El-Rei Junot – a biografia escrita por Raul Brandão

Quis Junot ser rei de Portugal e, efectivamente, governou o país, dominou a privilegiada casta dirigente da tristemente abandonada nação do Príncipe-Regente, o futuro e infeliz D. João VI, mas o facto é que o bravo general francês não logrou o seu vaidoso objectivo de ascender à realeza.

O livro de Raul Brandão com aquele título é, na verdade, a crónica histórica da 1ª invasão francesa, nos anos de 1807-1808. Não é de leitura fácil o livro que Raul Brandão deixou pronto em 1912, pois a profundidade do estudo histórico surge em várias vertentes, a partir do tronco comum dos 10 capítulos que enformam o teor principal do estudo, depois alimentado pela colecção de outros testemunhos, apresentados em compartimentos diversificados, que nos dão uma completa panorâmica de criteriosa seriedade do trabalho histórico. Mas isso traz dificuldades ao leitor, sobretudo com as extensas notas ao texto principal, em espaço próprio, mas fugindo obviamente à comodidade do registo em rodapé.

Todavia, para além disto, o leitor não pode deixar de se maravilhar com a riqueza da prosa em que a magnífica caracterização pelo adjectivo resulta numa força e num sabor muito próprios, que nos estimulam. Detemo-nos muitas vezes a reler com prazer essa prosa magnífica, admirando a escrita rápida, irónica, dramática e fluente, mas de uma caracterização concisa na sua adjectivação magistral. Eu, pelo menos, sinto isso e vi-me a reler partes do texto de Raul Brandão como se fossem poemas.

Outra vertente que nos empolga é a tradução do pulsar corajoso na revolta permanente e persistente do povo português, o povo pobre, desamparado e abandonado, perante os roubos e crimes dos invasores franceses. Curiosamente, Napoleão, ao fomentar a união franco-espanhola para melhor esfrangalhar e retalhar o abandonado Portugal, veio trazer ao povo português revoltado a inesperada ajuda da imigração de nuestros hermanos, refugiados em Portugal, quando fugidos às atrocidades francesas cometidas em Espanha.
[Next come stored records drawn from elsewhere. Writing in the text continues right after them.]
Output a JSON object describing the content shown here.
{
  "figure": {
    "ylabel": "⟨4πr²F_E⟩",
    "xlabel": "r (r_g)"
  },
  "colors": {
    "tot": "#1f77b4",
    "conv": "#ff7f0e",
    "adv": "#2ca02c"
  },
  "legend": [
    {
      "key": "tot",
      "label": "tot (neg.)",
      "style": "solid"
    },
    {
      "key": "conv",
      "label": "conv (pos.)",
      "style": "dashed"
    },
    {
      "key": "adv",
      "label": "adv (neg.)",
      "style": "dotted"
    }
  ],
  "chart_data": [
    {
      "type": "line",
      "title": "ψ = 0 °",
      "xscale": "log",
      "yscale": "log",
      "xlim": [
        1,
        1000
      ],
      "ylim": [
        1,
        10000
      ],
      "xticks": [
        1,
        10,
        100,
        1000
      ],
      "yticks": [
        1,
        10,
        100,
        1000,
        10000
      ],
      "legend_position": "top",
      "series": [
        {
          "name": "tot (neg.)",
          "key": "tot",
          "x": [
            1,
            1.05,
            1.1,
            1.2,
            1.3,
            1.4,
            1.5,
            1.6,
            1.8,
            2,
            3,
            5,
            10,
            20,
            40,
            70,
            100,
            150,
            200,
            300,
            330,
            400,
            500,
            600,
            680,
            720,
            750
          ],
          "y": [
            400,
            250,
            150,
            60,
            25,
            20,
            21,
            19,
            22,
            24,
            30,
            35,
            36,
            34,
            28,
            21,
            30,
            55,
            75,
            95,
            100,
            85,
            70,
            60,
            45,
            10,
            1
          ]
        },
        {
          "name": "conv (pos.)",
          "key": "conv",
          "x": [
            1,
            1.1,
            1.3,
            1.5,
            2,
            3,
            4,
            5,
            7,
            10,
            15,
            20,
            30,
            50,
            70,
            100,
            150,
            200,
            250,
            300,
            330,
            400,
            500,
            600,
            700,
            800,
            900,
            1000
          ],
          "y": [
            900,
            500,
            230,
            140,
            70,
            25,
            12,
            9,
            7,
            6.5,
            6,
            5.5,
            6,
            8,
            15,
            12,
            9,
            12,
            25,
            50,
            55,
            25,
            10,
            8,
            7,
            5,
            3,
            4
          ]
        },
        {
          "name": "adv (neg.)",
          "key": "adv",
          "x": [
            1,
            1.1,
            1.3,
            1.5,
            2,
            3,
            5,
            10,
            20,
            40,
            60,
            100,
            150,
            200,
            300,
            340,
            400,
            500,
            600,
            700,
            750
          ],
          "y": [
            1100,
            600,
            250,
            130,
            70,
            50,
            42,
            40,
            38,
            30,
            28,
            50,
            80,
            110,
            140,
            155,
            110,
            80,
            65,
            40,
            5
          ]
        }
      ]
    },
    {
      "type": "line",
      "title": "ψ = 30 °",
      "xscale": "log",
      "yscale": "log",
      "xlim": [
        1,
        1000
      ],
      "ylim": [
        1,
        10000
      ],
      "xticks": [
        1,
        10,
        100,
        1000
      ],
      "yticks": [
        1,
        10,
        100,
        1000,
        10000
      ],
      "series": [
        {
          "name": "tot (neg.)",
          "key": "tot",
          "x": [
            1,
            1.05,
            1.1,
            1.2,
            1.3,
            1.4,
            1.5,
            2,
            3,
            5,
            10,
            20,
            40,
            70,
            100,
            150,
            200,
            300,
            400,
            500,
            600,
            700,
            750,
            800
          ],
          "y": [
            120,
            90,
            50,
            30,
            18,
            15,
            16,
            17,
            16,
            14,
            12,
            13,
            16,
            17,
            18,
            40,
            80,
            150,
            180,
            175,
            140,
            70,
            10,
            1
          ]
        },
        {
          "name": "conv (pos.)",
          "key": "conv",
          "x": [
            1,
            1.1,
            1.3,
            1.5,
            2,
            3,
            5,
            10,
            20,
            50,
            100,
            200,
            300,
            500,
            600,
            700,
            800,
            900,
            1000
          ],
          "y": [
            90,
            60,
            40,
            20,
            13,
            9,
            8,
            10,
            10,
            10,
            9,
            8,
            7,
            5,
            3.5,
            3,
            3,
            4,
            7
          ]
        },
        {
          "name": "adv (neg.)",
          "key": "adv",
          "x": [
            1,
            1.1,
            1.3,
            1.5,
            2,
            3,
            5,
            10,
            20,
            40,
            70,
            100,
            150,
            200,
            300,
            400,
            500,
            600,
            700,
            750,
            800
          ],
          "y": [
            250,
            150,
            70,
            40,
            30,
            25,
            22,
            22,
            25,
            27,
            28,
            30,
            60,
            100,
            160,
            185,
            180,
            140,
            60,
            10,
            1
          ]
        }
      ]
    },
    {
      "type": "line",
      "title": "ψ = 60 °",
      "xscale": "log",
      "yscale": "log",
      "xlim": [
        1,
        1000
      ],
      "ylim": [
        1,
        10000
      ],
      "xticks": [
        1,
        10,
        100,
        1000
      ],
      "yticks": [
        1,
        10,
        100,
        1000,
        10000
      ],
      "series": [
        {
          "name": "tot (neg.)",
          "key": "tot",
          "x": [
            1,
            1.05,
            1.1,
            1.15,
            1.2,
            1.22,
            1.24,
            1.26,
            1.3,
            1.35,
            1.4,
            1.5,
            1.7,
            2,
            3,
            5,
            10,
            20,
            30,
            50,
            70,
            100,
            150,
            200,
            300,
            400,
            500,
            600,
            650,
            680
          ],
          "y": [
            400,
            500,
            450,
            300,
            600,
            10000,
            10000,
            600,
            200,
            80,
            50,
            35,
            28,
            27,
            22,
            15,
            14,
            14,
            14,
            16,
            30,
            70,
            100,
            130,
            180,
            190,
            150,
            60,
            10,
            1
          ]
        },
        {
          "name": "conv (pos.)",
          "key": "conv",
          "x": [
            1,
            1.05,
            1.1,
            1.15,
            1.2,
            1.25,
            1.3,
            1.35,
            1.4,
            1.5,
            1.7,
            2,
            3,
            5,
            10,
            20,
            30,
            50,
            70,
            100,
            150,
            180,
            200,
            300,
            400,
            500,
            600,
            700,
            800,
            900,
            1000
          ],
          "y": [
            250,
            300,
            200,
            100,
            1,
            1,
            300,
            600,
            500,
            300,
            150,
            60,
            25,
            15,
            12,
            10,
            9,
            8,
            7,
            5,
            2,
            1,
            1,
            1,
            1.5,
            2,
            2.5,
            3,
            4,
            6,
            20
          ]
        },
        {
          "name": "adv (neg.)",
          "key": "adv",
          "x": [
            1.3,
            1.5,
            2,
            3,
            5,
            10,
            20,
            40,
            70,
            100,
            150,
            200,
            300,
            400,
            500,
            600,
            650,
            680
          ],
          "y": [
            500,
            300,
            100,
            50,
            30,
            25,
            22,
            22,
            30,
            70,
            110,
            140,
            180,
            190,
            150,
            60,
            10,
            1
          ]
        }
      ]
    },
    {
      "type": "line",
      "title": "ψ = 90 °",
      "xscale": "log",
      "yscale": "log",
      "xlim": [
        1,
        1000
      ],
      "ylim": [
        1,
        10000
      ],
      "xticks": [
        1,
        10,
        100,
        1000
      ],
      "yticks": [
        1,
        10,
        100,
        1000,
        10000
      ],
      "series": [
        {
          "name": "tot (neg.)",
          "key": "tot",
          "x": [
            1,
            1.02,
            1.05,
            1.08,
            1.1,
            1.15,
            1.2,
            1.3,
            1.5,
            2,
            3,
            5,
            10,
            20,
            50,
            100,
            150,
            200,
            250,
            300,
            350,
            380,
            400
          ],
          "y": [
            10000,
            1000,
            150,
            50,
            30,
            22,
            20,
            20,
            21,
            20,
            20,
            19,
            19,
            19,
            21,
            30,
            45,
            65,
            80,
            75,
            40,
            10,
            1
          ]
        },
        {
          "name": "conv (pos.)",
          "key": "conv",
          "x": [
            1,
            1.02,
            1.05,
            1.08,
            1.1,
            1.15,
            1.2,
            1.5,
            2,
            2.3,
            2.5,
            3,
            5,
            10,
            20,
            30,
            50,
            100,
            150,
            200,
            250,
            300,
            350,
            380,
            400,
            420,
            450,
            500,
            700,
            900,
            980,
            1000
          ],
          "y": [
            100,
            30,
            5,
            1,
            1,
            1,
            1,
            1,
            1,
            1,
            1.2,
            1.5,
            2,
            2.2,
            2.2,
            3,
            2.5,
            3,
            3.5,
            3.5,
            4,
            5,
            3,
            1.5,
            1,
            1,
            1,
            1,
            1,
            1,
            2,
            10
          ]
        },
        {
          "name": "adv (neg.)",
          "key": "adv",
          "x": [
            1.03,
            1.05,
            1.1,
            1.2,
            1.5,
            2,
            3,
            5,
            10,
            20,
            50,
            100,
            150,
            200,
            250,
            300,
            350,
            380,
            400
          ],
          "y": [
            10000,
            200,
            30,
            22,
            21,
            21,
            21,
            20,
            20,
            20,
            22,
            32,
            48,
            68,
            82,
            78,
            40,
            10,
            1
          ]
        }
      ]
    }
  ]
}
A revolta do português pobre é também a do espanhol ressentido.

Esta tumultuosa e indómita rebeldia do humilhado povo atinge uma força quase épica e frustra os intentos de Junot, não só quanto aos seus anseios de obtenção de uma coroa, mas até quanto à sua posição de domínio do pequeno Portugal, obrigando os franceses a uma retirada, com a anuência dos ingleses, que garantem a completa impunidade aos invasores, através da vergonhosa Convenção de Sintra.

De certo modo parece-me ver uma certa analogia entre os dramas dos princípios do século XIX, em Portugal, e a ainda recente intromissão da Troika nesta desunida Europa, com a humilhação aceite por este pequeno país, com um seu governo, nessa altura, submisso aos senhores da Europa, sem independência nem coragem, antes marcado por incompreensível subserviência. Sem uma tumultuosa revolução, os portugueses escolheram, depois, democraticamente, outros governantes através do recurso a uma nova maioria e o horizonte futuro, hoje, apresenta-se mais desanuviado e colorido por alguma esperança.